Historically, when it comes to generating long-term gains, refining has been one of the energy sector’s least profitable industries for investors. At its most basic level, refining involves boiling crude oil in order to produce petroleum products such as gasoline, diesel fuel, jet fuel, home heating oil and even asphalt. However, over the past few years market dynamics have changed and refiners are able to achieve profit margins above their historical norms. These changes have allowed investors with a long-term view to generate profits by holding shares of refiners and chemical companies, as well as other businesses that facilitate the transfer of oil around the U.S. (Currently the Jones Act prohibits U.S. companies from exporting crude oil; petroleum products may be exported.)
The rise in unconventional oil and natural gas production (oil and natural gas produced through other means than drilling a vertical well) has resulted in fundamental changes to the refining industry. U.S.-based companies have been the biggest beneficiaries. Natural gas is an important input in the refining process. Its relative abundance in the U.S. lowers production costs. In addition, since crude oil cannot be exported, many U.S. refiners have access to oil that is priced at a discount to the oil price frequently quoted in financial media. In the long term, chemical companies should also benefit, as comparatively cheap prices for natural gas and natural gas liquids should lower their cost structure.
The U.S. is currently the world’s largest producer of petroleum products, and production levels are growing rapidly – up more than 50% since 2007. This is primarily because U.S. refiners have historically been able to process lower quality crudes than their global competitors. (It should be noted that crude prices may vary depending upon the oil’s quality and where it is produced.) While production is rising, consumption is falling, albeit modestly – down about 10% since the middle of the last decade. As a result, the U.S. has become the world’s largest exporter of petroleum products.

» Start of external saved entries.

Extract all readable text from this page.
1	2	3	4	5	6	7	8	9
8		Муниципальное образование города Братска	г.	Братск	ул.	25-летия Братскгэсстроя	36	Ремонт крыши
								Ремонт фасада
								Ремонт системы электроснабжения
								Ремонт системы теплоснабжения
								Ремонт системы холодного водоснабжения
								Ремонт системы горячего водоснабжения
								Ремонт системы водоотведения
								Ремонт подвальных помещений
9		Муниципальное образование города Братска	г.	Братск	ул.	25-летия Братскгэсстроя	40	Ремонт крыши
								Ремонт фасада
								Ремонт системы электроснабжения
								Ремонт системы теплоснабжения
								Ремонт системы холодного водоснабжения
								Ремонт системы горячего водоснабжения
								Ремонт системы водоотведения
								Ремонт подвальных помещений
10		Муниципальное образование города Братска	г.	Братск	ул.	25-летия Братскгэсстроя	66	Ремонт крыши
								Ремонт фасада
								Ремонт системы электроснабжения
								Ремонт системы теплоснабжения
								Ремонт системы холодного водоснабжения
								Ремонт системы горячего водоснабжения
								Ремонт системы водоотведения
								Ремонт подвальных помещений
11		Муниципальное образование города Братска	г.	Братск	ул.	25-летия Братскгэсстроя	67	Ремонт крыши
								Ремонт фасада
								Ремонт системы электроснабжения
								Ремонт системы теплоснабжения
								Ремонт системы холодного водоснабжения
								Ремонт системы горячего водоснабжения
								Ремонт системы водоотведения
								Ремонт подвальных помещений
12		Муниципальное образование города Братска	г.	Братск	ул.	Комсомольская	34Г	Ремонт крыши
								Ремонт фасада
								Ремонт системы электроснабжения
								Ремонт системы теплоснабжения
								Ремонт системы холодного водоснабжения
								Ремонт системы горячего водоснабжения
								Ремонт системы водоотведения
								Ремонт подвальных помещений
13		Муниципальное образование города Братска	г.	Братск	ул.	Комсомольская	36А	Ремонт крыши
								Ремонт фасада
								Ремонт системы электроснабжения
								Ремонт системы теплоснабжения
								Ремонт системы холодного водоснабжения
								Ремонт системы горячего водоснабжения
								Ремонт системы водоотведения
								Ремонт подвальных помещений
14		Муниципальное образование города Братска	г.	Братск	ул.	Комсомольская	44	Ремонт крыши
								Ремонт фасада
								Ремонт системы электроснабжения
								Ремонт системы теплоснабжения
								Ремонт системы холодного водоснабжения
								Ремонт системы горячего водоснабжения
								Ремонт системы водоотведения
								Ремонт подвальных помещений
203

While the U.S. is producing more petroleum products, prices at the pump have generally trended higher. The market is global, which is supporting prices, particularly since prices outside the U.S. tend to be higher. At the same time, higher priced global crudes are generally used to set prices for gasoline and other crude oil derivatives.
While demand is slowly falling in developed nations such as the U.S., it is increasing in emerging markets like China, India and even Saudi Arabia. The day that emerging market demand surpasses that of developed nations does not seem far away.
As noted above, at BWFA we believe the market fundamentals for crude oil and natural gas have changed. We think refiners, chemical companies and businesses that help move crude oil around the U.S. can represent attractive investment opportunities. Our allocation to such businesses (as well as those that are finding and developing unconventional crude oil and natural gas) has increased, benefiting returns. We think this trend can continue.